Ich heiße Jan, ich bin 35 Jahre alt, verheiratet, habe einen Sohn und arbeite als Programmierer.
Ich hatte eigentlich immer Vorbehalte gegen Asylbewerber. Erhöhter Anteil an Troublemakern, tricksen viel, frustriert wegen enttäuschter Erwartungen an Deutschland, unordentlich usw.
Ende August, Anfang September 2015 war es dann aber soweit, dass ich die besorgten Bürger eindeutig schlimmer fand und selbst praktisch in der Flüchtlingshilfe aktiv werden wollte.
Meine Frau und ich einigten uns, dass ich erstmal bis Weihnachten an einem oder zwei Abenden die Woche in der EAE Nöthnitzer Straße mithelfen würde. Ich war zunächst bei der Essenausgabe dabei, bin dann aber aus verschiedenen Gründen (z.B. familienfreundlichere Zeiten) irgendwann in Richtung ABC-Tische in den EAEs Nöthnitzer Straße und Teplitzer Straße umgeschwenkt.

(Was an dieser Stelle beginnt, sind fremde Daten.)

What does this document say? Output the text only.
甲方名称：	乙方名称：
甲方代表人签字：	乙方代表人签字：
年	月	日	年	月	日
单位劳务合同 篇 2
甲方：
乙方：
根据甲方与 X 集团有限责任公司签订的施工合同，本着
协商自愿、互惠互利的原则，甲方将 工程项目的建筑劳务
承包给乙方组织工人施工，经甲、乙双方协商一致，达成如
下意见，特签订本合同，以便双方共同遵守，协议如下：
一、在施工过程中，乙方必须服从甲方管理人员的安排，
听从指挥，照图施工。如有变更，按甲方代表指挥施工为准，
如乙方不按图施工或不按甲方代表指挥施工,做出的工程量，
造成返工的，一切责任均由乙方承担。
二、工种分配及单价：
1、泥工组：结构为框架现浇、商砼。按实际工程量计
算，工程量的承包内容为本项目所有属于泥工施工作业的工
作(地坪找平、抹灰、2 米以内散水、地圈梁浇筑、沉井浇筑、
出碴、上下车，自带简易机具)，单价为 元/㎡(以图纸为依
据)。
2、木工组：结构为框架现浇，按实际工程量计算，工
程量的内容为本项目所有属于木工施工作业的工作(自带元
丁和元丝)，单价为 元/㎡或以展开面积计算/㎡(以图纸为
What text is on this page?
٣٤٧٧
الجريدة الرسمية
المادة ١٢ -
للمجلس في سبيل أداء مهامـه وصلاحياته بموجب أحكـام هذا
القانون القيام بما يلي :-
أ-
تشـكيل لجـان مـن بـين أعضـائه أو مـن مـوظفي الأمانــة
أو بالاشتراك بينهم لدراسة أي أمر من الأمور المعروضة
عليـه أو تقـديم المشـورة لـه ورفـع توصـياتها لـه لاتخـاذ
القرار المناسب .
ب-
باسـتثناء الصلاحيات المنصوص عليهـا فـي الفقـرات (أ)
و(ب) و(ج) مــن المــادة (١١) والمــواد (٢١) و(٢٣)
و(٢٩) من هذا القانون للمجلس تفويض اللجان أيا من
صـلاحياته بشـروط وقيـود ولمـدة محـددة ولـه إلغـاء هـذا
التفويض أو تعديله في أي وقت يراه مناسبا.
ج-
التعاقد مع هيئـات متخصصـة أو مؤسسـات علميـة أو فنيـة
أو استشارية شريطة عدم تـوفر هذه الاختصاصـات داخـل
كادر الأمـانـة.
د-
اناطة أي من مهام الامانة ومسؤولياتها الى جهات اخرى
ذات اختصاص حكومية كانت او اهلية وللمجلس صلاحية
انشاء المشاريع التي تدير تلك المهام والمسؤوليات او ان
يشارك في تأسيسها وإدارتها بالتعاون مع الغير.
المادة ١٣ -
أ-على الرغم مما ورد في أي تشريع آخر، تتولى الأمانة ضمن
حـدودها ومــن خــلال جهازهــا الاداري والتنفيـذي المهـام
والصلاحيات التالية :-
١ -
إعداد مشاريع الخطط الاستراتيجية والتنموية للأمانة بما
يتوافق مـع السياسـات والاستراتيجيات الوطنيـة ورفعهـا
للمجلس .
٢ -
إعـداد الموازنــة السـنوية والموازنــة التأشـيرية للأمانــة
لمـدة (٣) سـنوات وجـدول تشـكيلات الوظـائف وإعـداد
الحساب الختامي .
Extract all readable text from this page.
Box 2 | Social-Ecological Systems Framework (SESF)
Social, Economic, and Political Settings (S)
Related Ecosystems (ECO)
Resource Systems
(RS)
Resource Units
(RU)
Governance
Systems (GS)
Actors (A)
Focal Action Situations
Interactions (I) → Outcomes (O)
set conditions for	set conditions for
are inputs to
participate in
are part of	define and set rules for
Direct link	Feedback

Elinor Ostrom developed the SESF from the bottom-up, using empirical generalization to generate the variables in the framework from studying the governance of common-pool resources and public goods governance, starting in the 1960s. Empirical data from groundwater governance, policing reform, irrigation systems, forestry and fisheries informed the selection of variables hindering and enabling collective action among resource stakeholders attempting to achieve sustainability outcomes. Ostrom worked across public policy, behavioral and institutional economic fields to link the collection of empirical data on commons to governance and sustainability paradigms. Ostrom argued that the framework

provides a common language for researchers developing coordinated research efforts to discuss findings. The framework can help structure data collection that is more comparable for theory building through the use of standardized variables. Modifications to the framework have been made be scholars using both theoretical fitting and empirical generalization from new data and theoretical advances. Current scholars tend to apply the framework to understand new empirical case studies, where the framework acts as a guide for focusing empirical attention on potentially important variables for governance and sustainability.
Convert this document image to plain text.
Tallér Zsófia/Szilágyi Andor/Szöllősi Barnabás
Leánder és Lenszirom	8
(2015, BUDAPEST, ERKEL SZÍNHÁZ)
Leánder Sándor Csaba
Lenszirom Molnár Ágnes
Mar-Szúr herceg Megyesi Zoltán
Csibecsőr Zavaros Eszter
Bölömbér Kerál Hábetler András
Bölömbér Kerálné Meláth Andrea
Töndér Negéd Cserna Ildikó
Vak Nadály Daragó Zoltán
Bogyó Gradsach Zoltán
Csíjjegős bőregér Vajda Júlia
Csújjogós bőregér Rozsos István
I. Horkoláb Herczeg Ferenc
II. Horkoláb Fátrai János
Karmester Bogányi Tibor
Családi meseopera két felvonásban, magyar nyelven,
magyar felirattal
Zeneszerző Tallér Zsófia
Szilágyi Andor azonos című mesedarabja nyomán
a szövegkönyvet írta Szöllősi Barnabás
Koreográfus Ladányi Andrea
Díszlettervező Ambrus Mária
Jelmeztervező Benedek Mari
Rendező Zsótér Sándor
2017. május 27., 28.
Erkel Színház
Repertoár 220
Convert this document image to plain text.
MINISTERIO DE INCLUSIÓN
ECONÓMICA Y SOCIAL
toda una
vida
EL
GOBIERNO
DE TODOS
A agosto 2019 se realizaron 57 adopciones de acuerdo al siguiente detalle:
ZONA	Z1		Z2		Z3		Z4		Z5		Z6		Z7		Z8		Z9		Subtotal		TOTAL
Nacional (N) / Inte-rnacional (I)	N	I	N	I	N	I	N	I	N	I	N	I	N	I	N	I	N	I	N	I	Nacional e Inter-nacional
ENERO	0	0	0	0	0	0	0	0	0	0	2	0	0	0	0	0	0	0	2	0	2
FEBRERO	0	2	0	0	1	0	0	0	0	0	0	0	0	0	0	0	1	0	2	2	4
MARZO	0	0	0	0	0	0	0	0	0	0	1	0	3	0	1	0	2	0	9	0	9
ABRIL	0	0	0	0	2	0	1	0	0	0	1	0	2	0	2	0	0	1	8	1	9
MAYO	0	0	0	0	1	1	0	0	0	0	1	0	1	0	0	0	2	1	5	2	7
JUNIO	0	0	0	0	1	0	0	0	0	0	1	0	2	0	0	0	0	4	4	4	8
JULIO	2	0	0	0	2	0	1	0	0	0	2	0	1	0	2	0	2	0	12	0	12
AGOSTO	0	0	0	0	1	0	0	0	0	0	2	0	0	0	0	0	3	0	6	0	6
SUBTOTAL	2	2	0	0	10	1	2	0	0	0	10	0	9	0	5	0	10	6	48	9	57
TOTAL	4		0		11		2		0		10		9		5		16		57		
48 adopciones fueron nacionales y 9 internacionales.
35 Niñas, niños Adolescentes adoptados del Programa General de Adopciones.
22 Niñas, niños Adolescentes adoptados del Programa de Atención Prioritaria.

Meine oben genannten Vorbehalte haben sich schnell als sehr übertrieben herausgestellt. Die Stimmung uns freiwilligen Helfern gegenüber war fast immer freundlich bis sehr freundlich. Die Bewohner der EAEs, und insbesondere die Teilnehmer an den ABC-Tischen, waren größtenteils sehr normale Leute. Ich fand auch Sauberkeit und Ordnung (bis auf die sanitären Anlagen) den Umständen angemessen.
Ab Ende 2015 nahm die Zahl der Bewohner in den beiden genannten EAEs immer weiter ab, und im März/April wurden sie geschlossen. Ich bin mit einigen ehemaligen Bewohnern auf Facebook befreundet, und halte sehr regelmäßigen Kontakt mit einem Ehepaar und einem Vater-Sohn-Paar, beide aus Afghanistan.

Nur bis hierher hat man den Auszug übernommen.